Dust Child: A Novel

  • By Nguyễn Phan Quế Mai
  • Algonquin
  • 352 pp.

A veteran returns to Vietnam to search for those he abandoned.

Dust Child: A Novel

Often, a society’s most virulent prejudice is saved for those of its own whose blood is mixed with the DNA of outsiders, polluting the supposed purity of the majority race. As a mixed-race Korean adoptee, I and others like me were ethnically cleansed from our country by the South Korean government through a robust intercountry adoption program. In a homogeneous society, the taint of the foreign cannot be hidden.

This is especially true if one’s father is Black, as is the case of Nguyễn Tấn Phong, a Vietnamese Amerasian trying to obtain American visas for himself and his family under the Amerasian Homecoming Act at the opening of Nguyễn Phan Quế Mai’s Dust Child.

“A country that voted for a Black president had to be better than here, where Black people were sometimes called mọi — ‘uncivilized’ or ‘savage,’” he reasons. “Once, an owner at a food stall had laughed at him when he applied for a job as a dishwasher. ‘Look at your skin,’ she sneered. ‘My customers would run away because they’d think you make the dishes dirtier.’”

Phong’s visa is denied because on a previous application he tried to include people unrelated to him as his blood relatives. He committed this fraud because, abandoned by his mother at birth and raised by a nun who has since died, Phong had been taken in by those people and given the comforts of home for the first time. But they were only scheming to get to America, and when the ploy didn’t work, the family kicked him out.

After Phong is rejected for the visa a second time, he encounters an American couple, Dan and Linda. Linda thinks they have come to Vietnam as therapy for Dan’s Vietnam War trauma, but Dan has an ulterior motive that he hasn’t revealed: He wants to find Kim, the local woman he kept as his mistress when he was a helicopter pilot in the war.

The story switches between Phong’s and Dan’s present-day narration and Kim’s war-era story. Her real name is Trang, and she and her sister Quỳnh come to Saigon to earn money to pay their parents’ debts. They find work as bar girls, coaxing American soldiers to buy them drinks (tea made to look like whiskey) and occasionally sleeping with them for more money.

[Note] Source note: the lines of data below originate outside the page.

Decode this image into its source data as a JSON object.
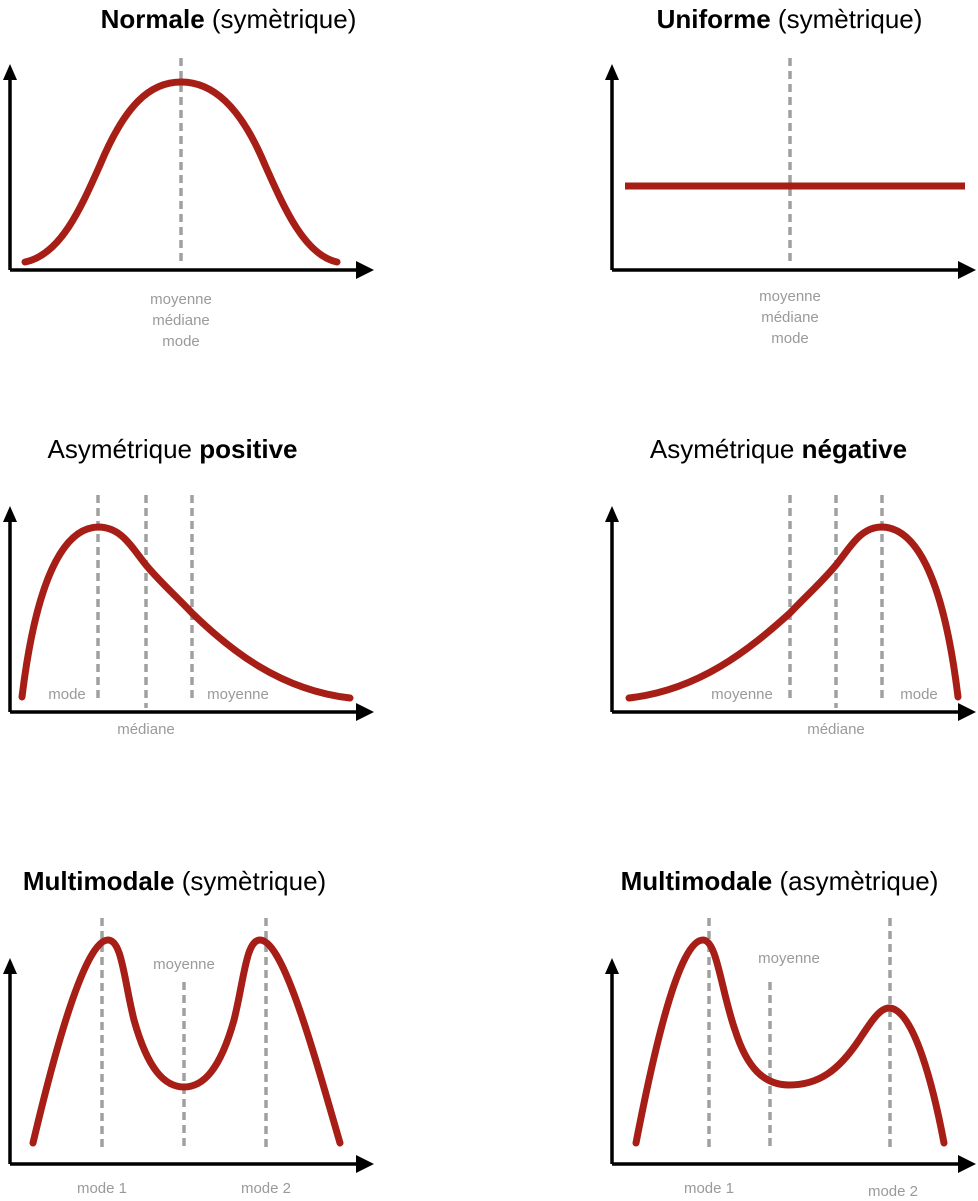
{
  "panels": {
    "normal": {
      "title": {
        "bold": "Normale",
        "rest": " (symètrique)",
        "bold_first": true
      },
      "labels": {
        "moyenne": "moyenne",
        "mediane": "médiane",
        "mode": "mode"
      }
    },
    "uniform": {
      "title": {
        "bold": "Uniforme",
        "rest": " (symètrique)",
        "bold_first": true
      },
      "labels": {
        "moyenne": "moyenne",
        "mediane": "médiane",
        "mode": "mode"
      }
    },
    "pos_skew": {
      "title": {
        "plain": "Asymétrique ",
        "bold": "positive",
        "bold_first": false
      },
      "labels": {
        "mode": "mode",
        "mediane": "médiane",
        "moyenne": "moyenne"
      }
    },
    "neg_skew": {
      "title": {
        "plain": "Asymétrique ",
        "bold": "négative",
        "bold_first": false
      },
      "labels": {
        "moyenne": "moyenne",
        "mediane": "médiane",
        "mode": "mode"
      }
    },
    "multi_sym": {
      "title": {
        "bold": "Multimodale",
        "rest": " (symètrique)",
        "bold_first": true
      },
      "labels": {
        "moyenne": "moyenne",
        "mode1": "mode 1",
        "mode2": "mode 2"
      }
    },
    "multi_asym": {
      "title": {
        "bold": "Multimodale",
        "rest": " (asymètrique)",
        "bold_first": true
      },
      "labels": {
        "moyenne": "moyenne",
        "mode1": "mode 1",
        "mode2": "mode 2"
      }
    }
  },
  "colors": {
    "curve": "#a61e16",
    "guide": "#a0a0a0",
    "axis": "#000000",
    "label": "#9a9a9a"
  }
}
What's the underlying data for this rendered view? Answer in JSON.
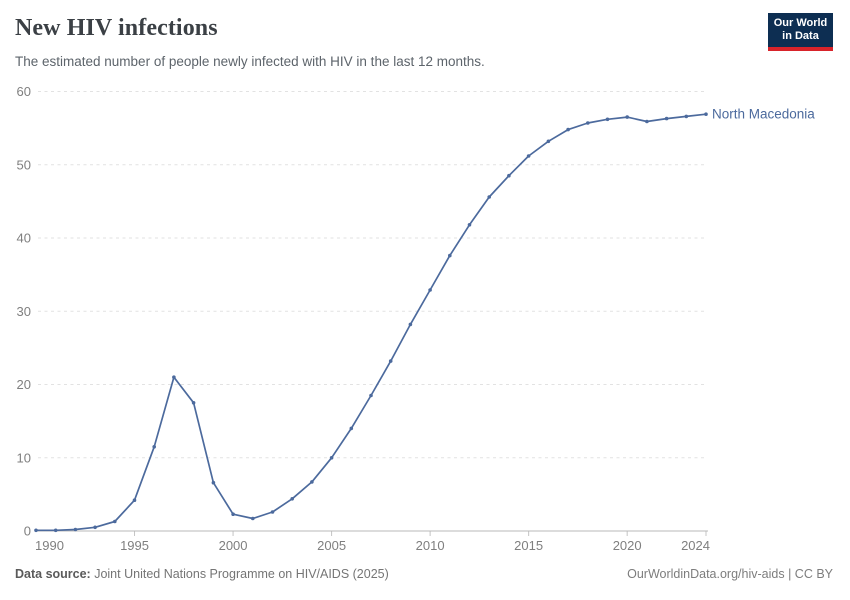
{
  "header": {
    "title": "New HIV infections",
    "subtitle": "The estimated number of people newly infected with HIV in the last 12 months."
  },
  "logo": {
    "line1": "Our World",
    "line2": "in Data",
    "bg_color": "#0d2e52",
    "accent_color": "#d8232a"
  },
  "chart_data": {
    "type": "line",
    "title": "New HIV infections",
    "xlabel": "",
    "ylabel": "",
    "xlim": [
      1990,
      2024
    ],
    "ylim": [
      0,
      60
    ],
    "grid": "horizontal-dashed",
    "legend_position": "end-of-line-label",
    "x_ticks": [
      1990,
      1995,
      2000,
      2005,
      2010,
      2015,
      2020,
      2024
    ],
    "y_ticks": [
      0,
      10,
      20,
      30,
      40,
      50,
      60
    ],
    "x": [
      1990,
      1991,
      1992,
      1993,
      1994,
      1995,
      1996,
      1997,
      1998,
      1999,
      2000,
      2001,
      2002,
      2003,
      2004,
      2005,
      2006,
      2007,
      2008,
      2009,
      2010,
      2011,
      2012,
      2013,
      2014,
      2015,
      2016,
      2017,
      2018,
      2019,
      2020,
      2021,
      2022,
      2023,
      2024
    ],
    "series": [
      {
        "name": "North Macedonia",
        "color": "#4c6a9d",
        "values": [
          0.1,
          0.1,
          0.2,
          0.5,
          1.3,
          4.2,
          11.5,
          21,
          17.5,
          6.6,
          2.3,
          1.7,
          2.6,
          4.4,
          6.7,
          10,
          14,
          18.5,
          23.2,
          28.2,
          32.9,
          37.6,
          41.8,
          45.6,
          48.5,
          51.2,
          53.2,
          54.8,
          55.7,
          56.2,
          56.5,
          55.9,
          56.3,
          56.6,
          56.9
        ]
      }
    ]
  },
  "footer": {
    "source_label": "Data source:",
    "source_text": " Joint United Nations Programme on HIV/AIDS (2025)",
    "link_text": "OurWorldinData.org/hiv-aids | CC BY"
  },
  "colors": {
    "line": "#4c6a9d",
    "gridline": "#e2e2e2",
    "axis_line": "#b8b8b8",
    "tick": "#c4c4c4",
    "tick_label": "#7f7f7f",
    "title": "#3b4045",
    "subtitle": "#5d646b"
  }
}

At the bar, Kim meets Dan and falls in love.

He moves her into an apartment of her own so that she can be exclusive to him. But the war changes Dan, and he becomes distant and abusive. When she breathlessly tells him she’s pregnant, “She saw fear cross his face. As she stood there, stunned, he turned, and without a word, walked away from her.” He leaves Vietnam without seeing her again.

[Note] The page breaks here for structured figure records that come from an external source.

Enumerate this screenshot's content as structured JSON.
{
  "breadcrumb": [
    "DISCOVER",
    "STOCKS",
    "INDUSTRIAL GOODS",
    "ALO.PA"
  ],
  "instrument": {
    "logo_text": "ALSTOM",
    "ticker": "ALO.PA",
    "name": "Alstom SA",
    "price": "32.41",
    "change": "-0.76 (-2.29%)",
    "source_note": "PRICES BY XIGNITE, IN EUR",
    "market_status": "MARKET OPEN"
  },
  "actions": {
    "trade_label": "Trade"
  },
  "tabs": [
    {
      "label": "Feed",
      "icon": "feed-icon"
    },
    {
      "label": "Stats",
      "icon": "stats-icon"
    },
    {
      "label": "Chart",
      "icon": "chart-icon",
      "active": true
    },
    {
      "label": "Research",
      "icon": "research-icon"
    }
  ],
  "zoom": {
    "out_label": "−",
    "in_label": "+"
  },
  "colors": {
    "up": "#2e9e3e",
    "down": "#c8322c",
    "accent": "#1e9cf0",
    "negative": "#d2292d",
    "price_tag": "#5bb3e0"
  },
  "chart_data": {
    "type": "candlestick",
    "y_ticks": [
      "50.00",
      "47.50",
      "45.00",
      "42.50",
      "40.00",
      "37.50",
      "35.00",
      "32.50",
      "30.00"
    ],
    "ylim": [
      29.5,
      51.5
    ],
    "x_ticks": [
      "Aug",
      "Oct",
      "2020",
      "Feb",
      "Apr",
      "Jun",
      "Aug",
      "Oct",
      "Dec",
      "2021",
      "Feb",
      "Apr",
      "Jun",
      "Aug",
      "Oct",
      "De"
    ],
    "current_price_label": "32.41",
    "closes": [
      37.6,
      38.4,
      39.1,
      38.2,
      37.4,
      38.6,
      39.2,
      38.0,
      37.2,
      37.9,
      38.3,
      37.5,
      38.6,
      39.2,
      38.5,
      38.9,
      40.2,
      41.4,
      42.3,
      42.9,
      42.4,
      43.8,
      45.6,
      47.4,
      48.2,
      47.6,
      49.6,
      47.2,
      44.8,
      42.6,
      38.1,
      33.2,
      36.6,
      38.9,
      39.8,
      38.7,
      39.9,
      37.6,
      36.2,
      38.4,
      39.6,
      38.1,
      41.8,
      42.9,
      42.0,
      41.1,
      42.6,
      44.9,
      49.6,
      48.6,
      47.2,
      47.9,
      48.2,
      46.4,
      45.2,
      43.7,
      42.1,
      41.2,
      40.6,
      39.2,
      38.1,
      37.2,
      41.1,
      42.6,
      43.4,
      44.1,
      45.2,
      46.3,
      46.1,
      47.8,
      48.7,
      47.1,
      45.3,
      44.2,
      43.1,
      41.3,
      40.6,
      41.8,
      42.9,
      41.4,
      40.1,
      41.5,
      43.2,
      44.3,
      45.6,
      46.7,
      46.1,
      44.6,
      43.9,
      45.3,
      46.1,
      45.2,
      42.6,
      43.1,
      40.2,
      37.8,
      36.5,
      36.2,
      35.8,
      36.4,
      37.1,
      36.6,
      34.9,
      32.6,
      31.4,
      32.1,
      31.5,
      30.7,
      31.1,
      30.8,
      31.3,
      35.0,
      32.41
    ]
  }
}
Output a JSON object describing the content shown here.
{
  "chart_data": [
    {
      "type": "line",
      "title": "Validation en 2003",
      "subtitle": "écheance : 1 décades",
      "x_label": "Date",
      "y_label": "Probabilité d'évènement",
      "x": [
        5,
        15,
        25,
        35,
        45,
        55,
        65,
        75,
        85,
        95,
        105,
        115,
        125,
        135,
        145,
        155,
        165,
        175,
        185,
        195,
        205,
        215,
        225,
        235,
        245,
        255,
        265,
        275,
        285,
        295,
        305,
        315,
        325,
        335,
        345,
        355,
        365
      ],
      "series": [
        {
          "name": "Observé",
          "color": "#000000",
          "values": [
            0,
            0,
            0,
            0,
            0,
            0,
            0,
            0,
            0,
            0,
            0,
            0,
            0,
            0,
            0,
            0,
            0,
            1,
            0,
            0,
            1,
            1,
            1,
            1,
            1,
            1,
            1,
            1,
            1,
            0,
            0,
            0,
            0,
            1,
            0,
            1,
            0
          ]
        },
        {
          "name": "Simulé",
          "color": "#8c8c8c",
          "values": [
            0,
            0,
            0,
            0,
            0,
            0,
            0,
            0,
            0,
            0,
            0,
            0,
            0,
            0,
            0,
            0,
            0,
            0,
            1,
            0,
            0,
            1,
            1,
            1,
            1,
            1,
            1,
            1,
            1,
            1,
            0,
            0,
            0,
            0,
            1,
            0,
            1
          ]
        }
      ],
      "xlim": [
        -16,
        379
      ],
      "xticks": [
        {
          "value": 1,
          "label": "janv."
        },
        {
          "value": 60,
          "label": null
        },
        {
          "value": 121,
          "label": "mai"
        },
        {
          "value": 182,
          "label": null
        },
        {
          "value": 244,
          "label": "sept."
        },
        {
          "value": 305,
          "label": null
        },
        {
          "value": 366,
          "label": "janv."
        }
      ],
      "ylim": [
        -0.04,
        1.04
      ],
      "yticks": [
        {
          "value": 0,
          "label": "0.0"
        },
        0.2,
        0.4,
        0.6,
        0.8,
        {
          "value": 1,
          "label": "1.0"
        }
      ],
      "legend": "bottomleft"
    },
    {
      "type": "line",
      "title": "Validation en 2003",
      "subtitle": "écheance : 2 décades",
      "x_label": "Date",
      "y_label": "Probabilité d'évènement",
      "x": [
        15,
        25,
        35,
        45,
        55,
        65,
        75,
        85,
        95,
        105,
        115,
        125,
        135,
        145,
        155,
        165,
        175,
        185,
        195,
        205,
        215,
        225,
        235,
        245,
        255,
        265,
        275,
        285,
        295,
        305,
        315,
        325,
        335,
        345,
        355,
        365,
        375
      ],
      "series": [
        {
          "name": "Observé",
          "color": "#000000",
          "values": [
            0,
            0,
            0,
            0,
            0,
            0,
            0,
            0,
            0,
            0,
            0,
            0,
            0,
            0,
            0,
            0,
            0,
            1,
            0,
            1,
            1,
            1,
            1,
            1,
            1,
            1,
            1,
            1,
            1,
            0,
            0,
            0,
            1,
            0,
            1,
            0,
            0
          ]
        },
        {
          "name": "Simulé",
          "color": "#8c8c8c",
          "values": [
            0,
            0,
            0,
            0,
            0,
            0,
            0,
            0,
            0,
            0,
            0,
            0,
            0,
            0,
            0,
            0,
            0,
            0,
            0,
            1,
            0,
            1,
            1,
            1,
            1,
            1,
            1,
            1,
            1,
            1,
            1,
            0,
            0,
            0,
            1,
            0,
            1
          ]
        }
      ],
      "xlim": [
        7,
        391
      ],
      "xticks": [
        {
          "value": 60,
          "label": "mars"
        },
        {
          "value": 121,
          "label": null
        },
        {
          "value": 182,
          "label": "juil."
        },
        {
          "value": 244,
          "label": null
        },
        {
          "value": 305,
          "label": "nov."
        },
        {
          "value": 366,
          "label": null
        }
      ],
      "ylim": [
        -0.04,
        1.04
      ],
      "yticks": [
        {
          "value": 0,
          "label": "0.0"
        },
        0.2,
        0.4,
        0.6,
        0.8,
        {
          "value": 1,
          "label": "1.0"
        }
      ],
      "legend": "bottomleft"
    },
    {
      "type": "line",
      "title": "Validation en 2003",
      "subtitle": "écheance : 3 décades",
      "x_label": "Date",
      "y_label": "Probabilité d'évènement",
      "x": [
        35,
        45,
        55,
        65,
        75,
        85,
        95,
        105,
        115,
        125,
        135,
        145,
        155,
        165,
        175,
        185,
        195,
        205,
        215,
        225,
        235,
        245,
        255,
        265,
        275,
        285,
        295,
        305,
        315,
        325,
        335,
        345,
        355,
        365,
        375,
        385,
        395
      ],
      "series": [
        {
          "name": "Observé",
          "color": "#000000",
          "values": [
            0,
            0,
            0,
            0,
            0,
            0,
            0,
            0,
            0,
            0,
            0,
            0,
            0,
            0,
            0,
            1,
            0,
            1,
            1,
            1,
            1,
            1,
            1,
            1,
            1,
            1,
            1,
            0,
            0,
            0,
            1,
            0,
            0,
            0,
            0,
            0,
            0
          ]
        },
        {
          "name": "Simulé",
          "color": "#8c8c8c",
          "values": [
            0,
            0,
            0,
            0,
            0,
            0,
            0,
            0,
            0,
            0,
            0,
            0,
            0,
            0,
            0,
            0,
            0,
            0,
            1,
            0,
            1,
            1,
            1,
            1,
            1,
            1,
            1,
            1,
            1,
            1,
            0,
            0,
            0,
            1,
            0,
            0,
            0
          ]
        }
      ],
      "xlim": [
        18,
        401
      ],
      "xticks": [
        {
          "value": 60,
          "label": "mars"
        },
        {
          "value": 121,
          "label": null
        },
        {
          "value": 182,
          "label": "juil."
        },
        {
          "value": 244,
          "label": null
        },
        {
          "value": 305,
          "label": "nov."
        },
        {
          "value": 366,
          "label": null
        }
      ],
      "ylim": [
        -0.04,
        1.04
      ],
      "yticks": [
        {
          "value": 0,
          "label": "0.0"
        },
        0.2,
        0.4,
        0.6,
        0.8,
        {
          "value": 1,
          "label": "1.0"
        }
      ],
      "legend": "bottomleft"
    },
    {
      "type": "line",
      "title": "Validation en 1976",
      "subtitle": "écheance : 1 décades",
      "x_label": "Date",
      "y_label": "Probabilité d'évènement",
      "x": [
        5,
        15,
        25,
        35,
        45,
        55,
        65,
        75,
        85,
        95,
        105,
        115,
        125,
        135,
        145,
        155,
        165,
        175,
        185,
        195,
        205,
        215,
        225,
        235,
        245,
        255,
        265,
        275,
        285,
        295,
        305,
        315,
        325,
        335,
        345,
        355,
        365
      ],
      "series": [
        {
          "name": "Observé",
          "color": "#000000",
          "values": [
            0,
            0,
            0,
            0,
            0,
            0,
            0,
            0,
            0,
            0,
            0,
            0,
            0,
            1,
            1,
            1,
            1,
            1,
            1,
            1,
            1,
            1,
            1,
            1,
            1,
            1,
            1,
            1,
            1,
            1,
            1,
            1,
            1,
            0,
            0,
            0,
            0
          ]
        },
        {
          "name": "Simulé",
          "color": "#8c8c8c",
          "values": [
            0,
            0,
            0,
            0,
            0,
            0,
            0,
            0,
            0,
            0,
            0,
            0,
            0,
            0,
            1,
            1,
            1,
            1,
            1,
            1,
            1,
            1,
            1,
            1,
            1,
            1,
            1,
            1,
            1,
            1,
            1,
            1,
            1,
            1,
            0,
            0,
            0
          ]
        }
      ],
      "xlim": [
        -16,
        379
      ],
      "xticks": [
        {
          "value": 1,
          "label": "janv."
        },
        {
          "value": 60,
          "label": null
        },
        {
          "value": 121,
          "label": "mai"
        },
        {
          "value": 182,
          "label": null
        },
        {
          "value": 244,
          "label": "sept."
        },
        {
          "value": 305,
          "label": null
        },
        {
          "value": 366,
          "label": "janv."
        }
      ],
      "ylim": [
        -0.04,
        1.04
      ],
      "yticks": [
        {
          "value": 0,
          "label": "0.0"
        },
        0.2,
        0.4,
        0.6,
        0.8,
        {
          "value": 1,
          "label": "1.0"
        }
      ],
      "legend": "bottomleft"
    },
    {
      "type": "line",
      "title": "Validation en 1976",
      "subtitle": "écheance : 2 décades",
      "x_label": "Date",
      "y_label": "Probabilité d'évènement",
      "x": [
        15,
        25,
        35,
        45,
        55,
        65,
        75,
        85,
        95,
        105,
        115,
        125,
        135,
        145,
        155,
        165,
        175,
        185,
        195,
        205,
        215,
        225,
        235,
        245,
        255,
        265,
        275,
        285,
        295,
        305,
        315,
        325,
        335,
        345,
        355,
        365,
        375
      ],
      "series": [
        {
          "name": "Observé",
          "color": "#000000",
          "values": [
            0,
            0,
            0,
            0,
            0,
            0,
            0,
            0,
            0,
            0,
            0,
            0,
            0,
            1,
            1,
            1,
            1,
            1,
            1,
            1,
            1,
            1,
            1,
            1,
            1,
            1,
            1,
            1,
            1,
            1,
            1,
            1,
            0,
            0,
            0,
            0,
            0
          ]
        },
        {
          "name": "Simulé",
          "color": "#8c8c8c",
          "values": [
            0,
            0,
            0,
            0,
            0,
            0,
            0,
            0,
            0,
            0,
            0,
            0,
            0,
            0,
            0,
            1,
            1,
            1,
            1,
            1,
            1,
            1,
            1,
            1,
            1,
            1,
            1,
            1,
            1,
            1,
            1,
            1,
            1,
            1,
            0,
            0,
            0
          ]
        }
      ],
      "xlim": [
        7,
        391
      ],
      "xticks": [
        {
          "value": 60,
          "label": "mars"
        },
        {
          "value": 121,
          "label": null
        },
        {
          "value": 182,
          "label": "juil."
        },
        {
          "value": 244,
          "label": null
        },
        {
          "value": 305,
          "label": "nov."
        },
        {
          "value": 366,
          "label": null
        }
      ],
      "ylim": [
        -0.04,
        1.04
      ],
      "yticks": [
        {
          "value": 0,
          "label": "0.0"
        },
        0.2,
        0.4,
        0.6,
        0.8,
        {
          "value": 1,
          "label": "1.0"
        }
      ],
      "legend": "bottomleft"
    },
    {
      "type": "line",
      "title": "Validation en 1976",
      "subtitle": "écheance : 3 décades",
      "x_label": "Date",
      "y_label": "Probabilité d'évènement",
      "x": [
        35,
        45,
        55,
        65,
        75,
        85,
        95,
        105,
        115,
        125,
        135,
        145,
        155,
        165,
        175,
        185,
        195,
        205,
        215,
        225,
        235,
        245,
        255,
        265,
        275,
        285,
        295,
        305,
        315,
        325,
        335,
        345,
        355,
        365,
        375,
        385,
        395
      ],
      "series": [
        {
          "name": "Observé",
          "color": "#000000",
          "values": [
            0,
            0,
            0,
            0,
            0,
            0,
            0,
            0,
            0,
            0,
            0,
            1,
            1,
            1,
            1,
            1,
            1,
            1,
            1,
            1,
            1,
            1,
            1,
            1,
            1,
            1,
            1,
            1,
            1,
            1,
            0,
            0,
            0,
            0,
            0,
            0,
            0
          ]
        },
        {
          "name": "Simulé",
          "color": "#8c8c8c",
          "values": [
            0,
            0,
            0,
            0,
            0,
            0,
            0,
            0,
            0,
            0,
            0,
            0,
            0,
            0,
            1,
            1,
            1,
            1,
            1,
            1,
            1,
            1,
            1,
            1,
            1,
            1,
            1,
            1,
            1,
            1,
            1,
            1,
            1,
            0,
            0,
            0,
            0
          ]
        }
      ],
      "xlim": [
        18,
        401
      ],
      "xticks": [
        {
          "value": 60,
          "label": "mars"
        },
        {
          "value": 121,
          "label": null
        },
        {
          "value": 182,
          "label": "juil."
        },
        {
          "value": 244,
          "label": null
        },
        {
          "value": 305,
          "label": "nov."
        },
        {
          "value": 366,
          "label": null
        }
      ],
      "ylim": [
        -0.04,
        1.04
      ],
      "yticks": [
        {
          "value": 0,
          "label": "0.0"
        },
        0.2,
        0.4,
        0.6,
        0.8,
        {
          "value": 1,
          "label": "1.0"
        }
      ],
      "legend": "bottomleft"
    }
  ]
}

Dan is white, so he cannot be Phong’s father, but he and Linda are moved by Phong’s plight and befriend him. He tells them how difficult life is for him because of the systemic discrimination he must endure both for his skin color — in a society that fetishizes whiteness — and for being the offspring of a defeated enemy. He also shares the names he is constantly called, like “dust of life,” “Black American imperialist,” and “Amerasian with twelve assholes.”

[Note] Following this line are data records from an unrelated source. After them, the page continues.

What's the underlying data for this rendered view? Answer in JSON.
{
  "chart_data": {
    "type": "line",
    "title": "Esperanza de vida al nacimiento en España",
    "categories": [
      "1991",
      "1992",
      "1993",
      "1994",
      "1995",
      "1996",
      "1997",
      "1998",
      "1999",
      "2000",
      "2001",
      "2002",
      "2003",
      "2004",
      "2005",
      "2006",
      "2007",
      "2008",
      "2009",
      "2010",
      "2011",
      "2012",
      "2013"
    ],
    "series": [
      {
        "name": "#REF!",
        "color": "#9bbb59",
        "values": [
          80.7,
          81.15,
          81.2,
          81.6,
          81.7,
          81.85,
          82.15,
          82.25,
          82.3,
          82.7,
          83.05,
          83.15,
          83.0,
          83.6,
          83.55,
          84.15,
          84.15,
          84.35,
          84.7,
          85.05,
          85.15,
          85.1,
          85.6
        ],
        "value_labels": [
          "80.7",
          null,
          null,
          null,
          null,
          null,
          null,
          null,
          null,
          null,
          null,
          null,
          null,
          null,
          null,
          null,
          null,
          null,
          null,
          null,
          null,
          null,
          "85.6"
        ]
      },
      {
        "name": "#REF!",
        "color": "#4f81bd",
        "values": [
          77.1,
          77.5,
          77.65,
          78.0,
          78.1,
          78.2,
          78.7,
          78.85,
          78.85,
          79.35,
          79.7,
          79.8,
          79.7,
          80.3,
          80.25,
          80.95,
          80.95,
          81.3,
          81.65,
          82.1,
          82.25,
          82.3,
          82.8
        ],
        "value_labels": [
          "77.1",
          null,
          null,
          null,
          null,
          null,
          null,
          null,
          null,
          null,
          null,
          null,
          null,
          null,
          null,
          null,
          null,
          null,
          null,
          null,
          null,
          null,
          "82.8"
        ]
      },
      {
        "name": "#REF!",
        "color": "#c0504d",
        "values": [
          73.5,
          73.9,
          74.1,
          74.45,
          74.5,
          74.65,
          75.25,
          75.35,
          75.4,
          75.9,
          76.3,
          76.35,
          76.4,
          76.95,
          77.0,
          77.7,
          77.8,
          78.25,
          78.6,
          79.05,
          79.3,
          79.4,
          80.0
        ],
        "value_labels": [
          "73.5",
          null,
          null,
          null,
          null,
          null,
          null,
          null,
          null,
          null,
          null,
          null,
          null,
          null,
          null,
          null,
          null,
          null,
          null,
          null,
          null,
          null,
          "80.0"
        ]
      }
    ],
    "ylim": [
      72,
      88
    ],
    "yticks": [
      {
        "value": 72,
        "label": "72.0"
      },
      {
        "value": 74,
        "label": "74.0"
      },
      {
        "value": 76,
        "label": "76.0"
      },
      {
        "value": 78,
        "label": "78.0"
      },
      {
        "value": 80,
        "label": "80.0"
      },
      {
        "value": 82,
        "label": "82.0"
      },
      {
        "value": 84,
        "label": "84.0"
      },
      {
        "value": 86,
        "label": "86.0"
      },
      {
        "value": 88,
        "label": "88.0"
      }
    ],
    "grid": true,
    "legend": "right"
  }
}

Meanwhile, through the help of a local man, Dan puts advertisements in newspapers for Kim and their child, and eventually someone responds. Soon, all three storylines come together for an implausibly neat, happy ending.

Author Nguyễn skillfully conjures the atmosphere of war-era and contemporary Vietnam in adroit and accessible prose. She incorporates Vietnamese dialogue that is not translated but whose meaning is conveyed from context, and she makes generous use of Vietnamese proverbs and sayings. She occasionally transliterates English into Vietnamese, too, giving a poignant glimpse into the challenge of language barriers and foreign pronunciations. In the author’s note, Nguyễn explains that she based the novel on seven years of doctoral research on Vietnamese Amerasians.

The care she took with the historical and cultural details transports the reader to a richly described land, but the story itself seems whitewashed and sanitized — particularly in its depiction of prostitution catering to the U.S. military — to play to the expectations of an American audience. Kim and Dan are little more than tropes, and the predictable, sentimental narrative arc leaves the story lying flat on the page.

The novel closes with a character deciding to disseminate a lie in order to spare the feelings of others rather than make them face the harsh truth. In this way, the author has employed the art of fiction to rewrite the U.S. incursion into Vietnam, turning a senseless, brutal tragedy into a heartwarming tale of love and reconciliation.

Born to a Korean mother and an American-soldier father, Alice Stephens was one of the many mixed-race Koreans adopted out of the country. She is the author of the novel Famous Adopted Peopleco-founder of the Adoptee Literary Festival, a book reviewer, and a columnist for the Independent.